Numerex
- Traded as: NMRX
- Industry: Managed machine-to machine
- Founded: 1992
- Successor: Sierra Wireless
- Headquarters: Atlanta
- Website: www.numerex.com

= Numerex =

Numerex Corp. (formerly NASDAQ:NMRX) is an American provider of managed machine-to-machine (M2M) The company offers end-to-end services including devices, network connectivity, and applications for asset tracking, remote monitoring, and industrial automation. Founded in 1992, Numerex became a wholly owned subsidiary of Sierra Wireless NASDAQ:(SWIR) in 2017.

==History==
Numerex was founded in 1992 and was first publicly traded in March 1994. On September 1, 2015 Marc Zionts was appointed as CEO and President of this company.

In May 1998, Cellemetrry LLC was formed between Numerex Corp., BellSouth Corporation and BellSouth Wireless, This was a joint venture between Numerex and Cingular. In November 1999, Numerex sold the wireline business to British Telecommunications PLC ("BT"). On March 28, 2003, Numerex acquired Cingular's interest in Cellemetry LLC.

During this period, Numerex developed a Short Message Service Center (SMSC)-operated service bureau, "Data1Source", providing SMS-related services to tier 2 and 3 carriers throughout the US. Data1Source was later sold.

At the beginning of 2006, Numerex acquired the assets of Airdesk, Inc.

In 2007, Numerex acquired the assets of Orbit One Communications, Inc..

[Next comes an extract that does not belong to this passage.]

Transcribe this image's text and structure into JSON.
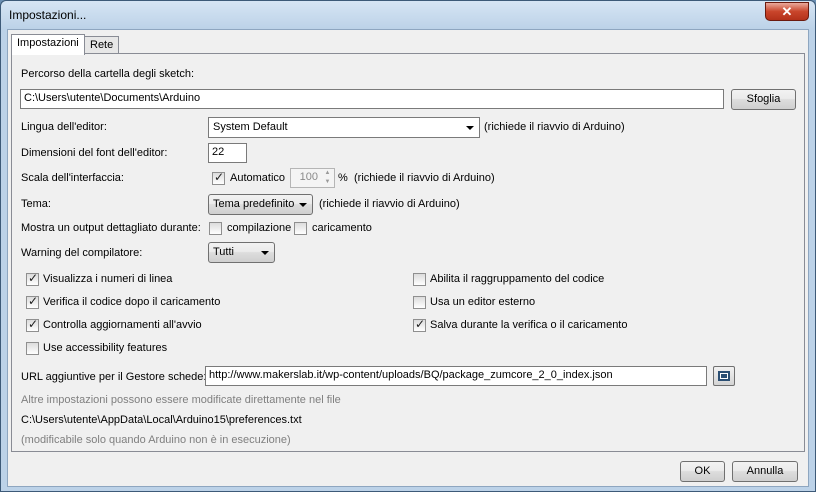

In October 2008, Numerex acquired Ublip. Ublip's platform enabled rapid development of web-based, device- and OS-independent M2M applications. The acquisition added middleware and virtual-hosting capabilities to Numerex's infrastructure.

In February 2013, Numerex acquired AVIDwireless™. In December 2013, it acquired i3G under the i-Tank™ brand.

In April 2014, Numerex acquired Omnilink Systems.

In March 2015, Numerex launched SmartGuide, an economical, unlimited satellite-based global tracking solution featuring the SX1 device and a 32-satellite Low Earth Orbit (LEO) network. It delivers location and status updates as frequently as every five minutes, and the SX1 device meets environmental standards, including HERO certification (Hazards of Electromagnetic Radiation to Ordnance).

In September 2015, the company announced their recent implementation of the mySHIELD solution, connected by Verizon. The company also announced the "LTE for the IoT" program with T-Mobile.

In December, 2017, Numerex was acquired by Sierra Wireless, Inc., a prominent provider of comparable services, in a deal estimated at US$107 million, becoming a wholly owned subsidiary of Sierra.

== Recognition ==
In 2014 and 2015, Numerex was awarded Best Overall Platform by IoT Evolution, as well as Best Security Platform by Compass Intelligence.

In 2015, it was recognized by the Technology Association of Georgia as a Top 40 Innovative Technology Company.